In this captivating book, award-winning journalist Geraldine Brooks offers an intimate, often shocking portrait
of the lives of modern Muslim women, and shows how male pride and power have warped the original message of a once-liberating
faith. "A valid, entertaining account of women in the Muslim world."--The New York Times Book Review.
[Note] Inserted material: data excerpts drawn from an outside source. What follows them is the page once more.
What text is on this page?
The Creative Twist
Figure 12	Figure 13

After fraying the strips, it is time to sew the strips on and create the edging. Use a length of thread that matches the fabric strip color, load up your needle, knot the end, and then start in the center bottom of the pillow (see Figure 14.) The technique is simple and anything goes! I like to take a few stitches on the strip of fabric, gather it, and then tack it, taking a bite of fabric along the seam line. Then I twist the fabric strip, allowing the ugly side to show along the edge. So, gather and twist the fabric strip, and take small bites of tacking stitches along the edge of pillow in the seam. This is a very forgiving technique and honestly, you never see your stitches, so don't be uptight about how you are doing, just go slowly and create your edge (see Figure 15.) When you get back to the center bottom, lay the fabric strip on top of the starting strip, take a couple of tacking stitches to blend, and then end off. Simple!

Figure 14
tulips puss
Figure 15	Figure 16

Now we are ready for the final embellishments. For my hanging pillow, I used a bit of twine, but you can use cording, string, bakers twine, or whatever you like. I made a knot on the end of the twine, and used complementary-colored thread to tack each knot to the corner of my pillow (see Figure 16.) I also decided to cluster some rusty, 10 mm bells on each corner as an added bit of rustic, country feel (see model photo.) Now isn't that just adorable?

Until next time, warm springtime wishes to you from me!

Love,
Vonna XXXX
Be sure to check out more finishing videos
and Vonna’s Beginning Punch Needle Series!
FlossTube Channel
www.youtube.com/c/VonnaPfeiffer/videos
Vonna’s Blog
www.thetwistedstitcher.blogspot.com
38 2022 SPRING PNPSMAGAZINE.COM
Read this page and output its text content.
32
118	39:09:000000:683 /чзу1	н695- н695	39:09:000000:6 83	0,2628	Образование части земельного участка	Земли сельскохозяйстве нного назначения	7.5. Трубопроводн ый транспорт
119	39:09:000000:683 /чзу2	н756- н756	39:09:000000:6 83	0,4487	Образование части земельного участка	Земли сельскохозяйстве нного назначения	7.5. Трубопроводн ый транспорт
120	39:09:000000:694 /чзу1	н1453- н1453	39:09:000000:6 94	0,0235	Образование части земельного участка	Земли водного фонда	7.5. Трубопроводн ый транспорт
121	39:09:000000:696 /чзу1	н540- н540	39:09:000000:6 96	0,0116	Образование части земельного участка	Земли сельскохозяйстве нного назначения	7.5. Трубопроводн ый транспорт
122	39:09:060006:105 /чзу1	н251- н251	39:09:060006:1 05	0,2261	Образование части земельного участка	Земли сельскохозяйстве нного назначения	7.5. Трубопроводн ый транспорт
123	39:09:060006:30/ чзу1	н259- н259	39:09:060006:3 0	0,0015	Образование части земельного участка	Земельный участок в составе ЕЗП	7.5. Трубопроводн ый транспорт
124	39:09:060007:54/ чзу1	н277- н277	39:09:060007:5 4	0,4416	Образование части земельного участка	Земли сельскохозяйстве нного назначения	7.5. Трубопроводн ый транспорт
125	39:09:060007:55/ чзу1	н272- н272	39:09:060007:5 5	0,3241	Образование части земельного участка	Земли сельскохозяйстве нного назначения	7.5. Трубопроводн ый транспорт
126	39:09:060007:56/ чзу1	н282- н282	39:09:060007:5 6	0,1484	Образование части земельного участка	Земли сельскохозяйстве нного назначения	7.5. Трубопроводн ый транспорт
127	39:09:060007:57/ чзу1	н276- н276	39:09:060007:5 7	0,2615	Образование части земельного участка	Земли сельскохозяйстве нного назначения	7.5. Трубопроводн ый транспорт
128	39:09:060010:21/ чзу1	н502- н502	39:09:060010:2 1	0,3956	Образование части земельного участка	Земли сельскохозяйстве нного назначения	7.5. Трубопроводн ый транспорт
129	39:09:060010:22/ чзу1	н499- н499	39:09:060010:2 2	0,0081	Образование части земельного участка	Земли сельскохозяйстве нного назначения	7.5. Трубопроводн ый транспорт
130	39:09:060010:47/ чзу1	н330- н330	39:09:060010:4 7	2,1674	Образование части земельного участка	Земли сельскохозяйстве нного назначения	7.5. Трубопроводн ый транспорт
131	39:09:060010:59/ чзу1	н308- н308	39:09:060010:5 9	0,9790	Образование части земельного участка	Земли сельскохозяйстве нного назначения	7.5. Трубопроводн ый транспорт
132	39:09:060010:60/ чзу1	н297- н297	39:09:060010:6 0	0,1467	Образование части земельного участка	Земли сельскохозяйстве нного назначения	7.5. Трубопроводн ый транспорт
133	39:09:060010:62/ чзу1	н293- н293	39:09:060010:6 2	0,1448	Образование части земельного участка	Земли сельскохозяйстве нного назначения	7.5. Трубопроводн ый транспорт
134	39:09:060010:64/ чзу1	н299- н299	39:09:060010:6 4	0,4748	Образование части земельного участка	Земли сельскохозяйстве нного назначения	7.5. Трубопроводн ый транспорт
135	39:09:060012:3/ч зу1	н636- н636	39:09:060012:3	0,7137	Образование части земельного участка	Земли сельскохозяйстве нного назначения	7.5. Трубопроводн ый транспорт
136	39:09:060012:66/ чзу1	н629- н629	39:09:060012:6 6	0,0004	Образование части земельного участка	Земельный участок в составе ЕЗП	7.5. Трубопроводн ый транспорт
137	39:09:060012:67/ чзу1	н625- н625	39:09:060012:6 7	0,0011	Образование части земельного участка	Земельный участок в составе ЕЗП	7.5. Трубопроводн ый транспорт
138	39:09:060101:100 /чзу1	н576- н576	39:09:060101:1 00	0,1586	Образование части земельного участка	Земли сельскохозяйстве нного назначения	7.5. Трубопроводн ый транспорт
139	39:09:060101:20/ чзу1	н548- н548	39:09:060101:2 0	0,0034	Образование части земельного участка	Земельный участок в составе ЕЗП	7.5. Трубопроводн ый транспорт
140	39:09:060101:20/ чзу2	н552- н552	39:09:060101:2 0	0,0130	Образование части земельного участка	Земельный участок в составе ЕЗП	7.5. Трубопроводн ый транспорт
Nine Parts of Desire: The Hidden World of Islamic Women is the story of Brook's intrepid journey toward an understanding
of the women behind the veils, and of the often contradictory political, religious, and cultural forces that shape
their lives. In fundamentalist Iran, Brooks finagles an invitation to tea with the ayatollah's widow - and discovers
that Mrs. Khomeini dyes her hair. In Saudi Arabia, she eludes the severe segregation of the sexes and attends a
bacchanal, laying bare the hypocrisy of this austere, male-dominated society. In war-torn Ethiopia, she watches
as a female gynecologist repairs women who have undergone genital mutilation justified by a distorted interpretation
of Islam. In villages and capitals throughout the Middle East, she finds that a feminism of sorts has flowered
under the forbidding shroud of the chador as she makes other startling discoveries that defy our stereotypes about
the Muslim world. Nine Parts of Desire is much more than a captivating work of firsthand reportage; it is also
an acute analysis of the world's fastest-growing religion, deftly illustrating how Islam's holiest texts have been
misused to justify the repression of women. It was, after all, the Shiite leader Ali who proclaimed that "God
created sexual desire in ten parts, then gave nine parts to women."